Created 03-14-2017 03:22 PM
Hi all,
We have to ingest very big table from rdbms to phoenix.
According to the following document, It is not possible from rdbms to phoenix by using sqoop. https://community.hortonworks.com/questions/41848/sqoop-import-to-a-phoenix-table.html
Sqoop Jira SQOOP-2649 for sqoop-phoenix integration is addressed on Sqoop 1.4.7.
https://issues.apache.org/jira/browse/SQOOP-2649
In RDBM table there are not only varchar data types but also some numeric and date fields.
As far as I understand, hbase serialization is different from phoenix.
It'is not possible read some numeric data type underlying hbase by using phoenix with JDBC. (Experiement 1)
I have found some JDBC driver Somewhere on the internet and I used this jdbc driver in the following experiments =>
phoenix-4.3.0-clabs-phoenix-1.0.0-SNAPSHOT-client.jar ..... 50,118 KB
I tried two different methods to ingest data from rdbsm to phoenix, but did't not succeed...
Experiement 1.
1.1. Create hbase table and phoenix table/view
1.2.Transfer data rdbms to hbase
1.3.Read hbase table from phoenix
1.1. Create hbase table and phoenix table/view
hbase > create 'ODS.HBASE_TABLE', 'defcolfam' CREATE TABLE ODS.HBASE_TABLE ( "defcolfam.COL1" DATE NOT NULL , "defcolfam.COL2" INTEGER NOT NULL , "defcolfam.COL3" SMALLINT NOT NULL , "defcolfam.COL4" SMALLINT NOT NULL , "defcolfam.COL5" VARCHAR(8) , "defcolfam.COL6" VARCHAR(3) , "defcolfam.COL7" INTEGER , CONSTRAINT pk PRIMARY KEY ("defcolfam.COL1","defcolfam.COL2","defcolfam.COL3","defcolfam.COL4")) ;
1.2. Transfer data rdbms to hbase ,
sqoop import -connect jdbc:oracle:thin:@111.11.1.111:3043:DBNAME -username XXX -password XXXXXX \ --query "SELECT COL1,COL2,COL3,COL4,COL5,COL6,COL7 FROM RDBMS_TABLE WHERE COL7 ='99995' AND \$CONDITIONS" \ --hbase-table 'ODS.HBASE_TABLE' --column-family 'defcolfam' \ --split-by COL1
1.3.Read hbase table from phoenix
with phoenix jdbc driver or with ./sqlline.py
with phoenix jdbc driver or with ./sqlline.py SELECT * FROM ODS.HBASE_TABLE; 0: jdbc:phoenix:localhost> SELECT * FROM ODS.HBASE_TABLE java.lang.RuntimeException: java.sql.SQLException: ERROR 201 (22000): Illegal data. Expected length of at least 48 bytes, but had 28 at sqlline.IncrementalRows.hasNext(IncrementalRows.java:73) at sqlline.TableOutputFormat.print(TableOutputFormat.java:33) at sqlline.SqlLine.print(SqlLine.java:1653)

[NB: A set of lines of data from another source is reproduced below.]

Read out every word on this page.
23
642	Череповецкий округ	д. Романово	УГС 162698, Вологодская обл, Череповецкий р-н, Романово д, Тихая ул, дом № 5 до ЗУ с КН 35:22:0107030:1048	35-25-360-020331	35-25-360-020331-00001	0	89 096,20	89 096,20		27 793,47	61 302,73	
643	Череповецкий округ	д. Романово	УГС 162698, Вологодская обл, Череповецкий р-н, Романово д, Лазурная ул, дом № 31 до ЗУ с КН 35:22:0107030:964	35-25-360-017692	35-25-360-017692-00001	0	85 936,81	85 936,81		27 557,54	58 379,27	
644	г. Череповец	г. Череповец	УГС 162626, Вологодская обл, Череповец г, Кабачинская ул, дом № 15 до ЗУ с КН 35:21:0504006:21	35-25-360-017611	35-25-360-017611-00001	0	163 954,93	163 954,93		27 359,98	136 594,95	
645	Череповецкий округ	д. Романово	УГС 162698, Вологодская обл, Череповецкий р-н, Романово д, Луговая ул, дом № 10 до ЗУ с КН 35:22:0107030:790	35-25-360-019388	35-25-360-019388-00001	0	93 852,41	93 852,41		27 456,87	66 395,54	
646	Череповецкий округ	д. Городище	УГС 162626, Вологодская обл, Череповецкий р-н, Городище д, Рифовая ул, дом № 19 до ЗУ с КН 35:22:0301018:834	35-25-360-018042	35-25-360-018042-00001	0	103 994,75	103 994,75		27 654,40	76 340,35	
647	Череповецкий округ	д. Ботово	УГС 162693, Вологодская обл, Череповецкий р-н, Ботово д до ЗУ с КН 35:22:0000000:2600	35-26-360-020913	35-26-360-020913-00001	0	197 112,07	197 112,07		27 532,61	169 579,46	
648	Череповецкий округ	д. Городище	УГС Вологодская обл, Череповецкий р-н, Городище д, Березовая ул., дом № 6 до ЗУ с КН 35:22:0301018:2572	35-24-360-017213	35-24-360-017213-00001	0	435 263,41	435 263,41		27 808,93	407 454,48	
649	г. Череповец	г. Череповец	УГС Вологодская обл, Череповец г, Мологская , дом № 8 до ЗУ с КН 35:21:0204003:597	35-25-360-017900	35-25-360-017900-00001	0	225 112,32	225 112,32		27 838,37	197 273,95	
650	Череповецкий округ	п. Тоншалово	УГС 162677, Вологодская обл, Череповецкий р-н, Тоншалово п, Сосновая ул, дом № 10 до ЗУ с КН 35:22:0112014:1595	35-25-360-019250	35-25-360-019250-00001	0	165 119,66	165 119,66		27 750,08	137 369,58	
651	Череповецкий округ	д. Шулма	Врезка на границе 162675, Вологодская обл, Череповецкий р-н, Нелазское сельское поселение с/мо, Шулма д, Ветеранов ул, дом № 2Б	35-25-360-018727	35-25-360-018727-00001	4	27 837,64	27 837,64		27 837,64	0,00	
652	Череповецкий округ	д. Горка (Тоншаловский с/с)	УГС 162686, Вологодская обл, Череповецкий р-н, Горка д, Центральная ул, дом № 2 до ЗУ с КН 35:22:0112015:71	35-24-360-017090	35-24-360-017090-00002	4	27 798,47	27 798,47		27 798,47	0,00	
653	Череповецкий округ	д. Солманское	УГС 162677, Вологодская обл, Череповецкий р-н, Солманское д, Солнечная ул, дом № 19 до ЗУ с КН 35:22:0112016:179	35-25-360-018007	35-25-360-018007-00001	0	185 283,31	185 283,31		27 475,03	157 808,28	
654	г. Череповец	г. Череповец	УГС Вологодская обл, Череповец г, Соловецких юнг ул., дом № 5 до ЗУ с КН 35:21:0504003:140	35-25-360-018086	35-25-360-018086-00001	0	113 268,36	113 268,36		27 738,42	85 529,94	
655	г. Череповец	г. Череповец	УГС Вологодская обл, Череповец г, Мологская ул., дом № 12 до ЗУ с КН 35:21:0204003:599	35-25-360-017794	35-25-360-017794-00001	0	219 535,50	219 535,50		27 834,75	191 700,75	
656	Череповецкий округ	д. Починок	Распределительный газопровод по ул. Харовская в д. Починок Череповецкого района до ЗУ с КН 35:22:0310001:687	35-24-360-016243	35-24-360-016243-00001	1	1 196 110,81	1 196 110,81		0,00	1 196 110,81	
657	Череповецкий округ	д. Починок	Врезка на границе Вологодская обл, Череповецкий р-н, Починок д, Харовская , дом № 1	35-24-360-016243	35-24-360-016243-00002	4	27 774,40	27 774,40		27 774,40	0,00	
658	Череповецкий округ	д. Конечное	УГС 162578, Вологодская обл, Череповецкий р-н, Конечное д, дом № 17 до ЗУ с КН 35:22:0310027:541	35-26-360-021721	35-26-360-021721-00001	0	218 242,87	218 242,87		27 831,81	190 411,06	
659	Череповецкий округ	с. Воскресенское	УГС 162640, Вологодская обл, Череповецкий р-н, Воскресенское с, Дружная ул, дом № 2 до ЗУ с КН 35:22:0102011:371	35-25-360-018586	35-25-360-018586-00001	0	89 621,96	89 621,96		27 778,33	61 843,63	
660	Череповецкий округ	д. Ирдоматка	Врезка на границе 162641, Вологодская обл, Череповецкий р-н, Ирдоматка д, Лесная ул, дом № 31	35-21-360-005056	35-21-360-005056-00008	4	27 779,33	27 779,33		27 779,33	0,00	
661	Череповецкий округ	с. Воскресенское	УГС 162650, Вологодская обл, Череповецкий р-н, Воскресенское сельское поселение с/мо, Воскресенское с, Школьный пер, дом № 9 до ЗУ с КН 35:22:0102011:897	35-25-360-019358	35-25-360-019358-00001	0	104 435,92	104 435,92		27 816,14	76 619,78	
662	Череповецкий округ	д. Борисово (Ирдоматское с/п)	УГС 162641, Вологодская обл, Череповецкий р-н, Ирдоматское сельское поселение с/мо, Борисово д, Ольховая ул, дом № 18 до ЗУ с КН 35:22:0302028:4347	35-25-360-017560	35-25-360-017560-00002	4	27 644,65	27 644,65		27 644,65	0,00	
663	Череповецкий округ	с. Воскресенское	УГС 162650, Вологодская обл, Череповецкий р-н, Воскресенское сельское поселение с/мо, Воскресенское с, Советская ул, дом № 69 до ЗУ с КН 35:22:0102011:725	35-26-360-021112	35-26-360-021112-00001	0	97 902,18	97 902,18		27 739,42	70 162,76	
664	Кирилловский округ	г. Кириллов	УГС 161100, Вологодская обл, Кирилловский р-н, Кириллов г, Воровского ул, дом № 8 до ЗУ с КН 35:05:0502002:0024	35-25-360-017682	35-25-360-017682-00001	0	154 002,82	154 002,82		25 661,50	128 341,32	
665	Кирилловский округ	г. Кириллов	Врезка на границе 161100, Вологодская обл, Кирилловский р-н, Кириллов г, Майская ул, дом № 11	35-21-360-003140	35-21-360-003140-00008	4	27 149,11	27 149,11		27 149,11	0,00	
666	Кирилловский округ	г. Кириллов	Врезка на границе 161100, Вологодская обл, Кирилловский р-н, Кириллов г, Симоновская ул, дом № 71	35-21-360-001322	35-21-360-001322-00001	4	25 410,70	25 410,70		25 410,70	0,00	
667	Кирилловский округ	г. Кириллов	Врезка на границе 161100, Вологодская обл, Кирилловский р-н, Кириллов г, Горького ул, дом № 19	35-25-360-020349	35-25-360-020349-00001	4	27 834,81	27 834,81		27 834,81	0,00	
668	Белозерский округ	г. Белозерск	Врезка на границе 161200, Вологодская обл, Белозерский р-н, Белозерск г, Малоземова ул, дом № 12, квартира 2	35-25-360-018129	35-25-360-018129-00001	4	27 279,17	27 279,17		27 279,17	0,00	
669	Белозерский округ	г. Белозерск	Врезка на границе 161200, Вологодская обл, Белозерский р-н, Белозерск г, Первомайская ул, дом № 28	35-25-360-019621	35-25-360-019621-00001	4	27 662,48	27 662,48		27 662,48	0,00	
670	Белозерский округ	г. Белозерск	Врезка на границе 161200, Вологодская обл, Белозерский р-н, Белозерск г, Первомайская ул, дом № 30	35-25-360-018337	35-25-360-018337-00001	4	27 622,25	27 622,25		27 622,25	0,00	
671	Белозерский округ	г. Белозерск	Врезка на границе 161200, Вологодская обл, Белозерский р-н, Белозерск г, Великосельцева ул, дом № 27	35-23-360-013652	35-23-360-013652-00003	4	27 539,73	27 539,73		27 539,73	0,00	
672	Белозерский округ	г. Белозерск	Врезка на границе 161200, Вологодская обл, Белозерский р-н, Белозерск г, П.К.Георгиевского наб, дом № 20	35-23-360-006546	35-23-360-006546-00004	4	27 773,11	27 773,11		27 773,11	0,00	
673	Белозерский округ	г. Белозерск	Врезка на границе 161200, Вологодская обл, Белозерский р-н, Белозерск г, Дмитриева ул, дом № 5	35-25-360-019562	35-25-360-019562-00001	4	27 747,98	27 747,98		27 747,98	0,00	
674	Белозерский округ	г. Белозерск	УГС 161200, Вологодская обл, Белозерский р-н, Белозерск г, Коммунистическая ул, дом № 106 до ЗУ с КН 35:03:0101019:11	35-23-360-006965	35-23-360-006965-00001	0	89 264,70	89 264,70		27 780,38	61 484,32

Numeric fields look different from hbase shell.
Reason=> HBase and Phoenix encode floats,integer and some other data types differently. https://community.hortonworks.com/questions/15381/created-phoenix-view-to-map-existing-hbase-table-b...
Experiement 2.
2.1 Create HIVE table
2.2. Transfer from data RDBMs to HIVE table,
2.3. Transfer from HIVE table to PHOENIX by using sqoop , with the following phoenix JDBC driver
(phoenix-4.3.0-clabs-phoenix-1.0.0-SNAPSHOT-client.jar ..... 50,118 KB) ,
2.1. Create HIVE table
hive table definition > CREATE TABLE ODS.HIVE_TABLE_NAME_ORC ( COL1 DATE ,COL2 INT ,COL3 SMALLINT ,COL4 DOUBLE ,COL5 VARCHAR(8) ,COL6 VARCHAR(3) ,COL7 INT ) STORED as ORCFILE;
2.2. Transfer from data rdbms to HIVE table
sqoop import -connect jdbc:oracle:thin:@111.11.1.111:3043:DBNAME -username XXX -password XXXXXX \ --query "SELECT COL1,COL2,COL3,COL4,COL5,COL6,COL7 FROM RDBMS_TABLE_NAME WHERE COL1 = '9995' AND \$CONDITIONS" \ --split-by COL1 \ --hcatalog-table HIVE_TABLE_NAME_ORC \ --hcatalog-database "ODS"
2.3. Transfer from HIVE table to PHOENIX by using phoenix JDBC driver
(phoenix-4.3.0-clabs-phoenix-1.0.0-SNAPSHOT-client.jar ..... 50,118 KB)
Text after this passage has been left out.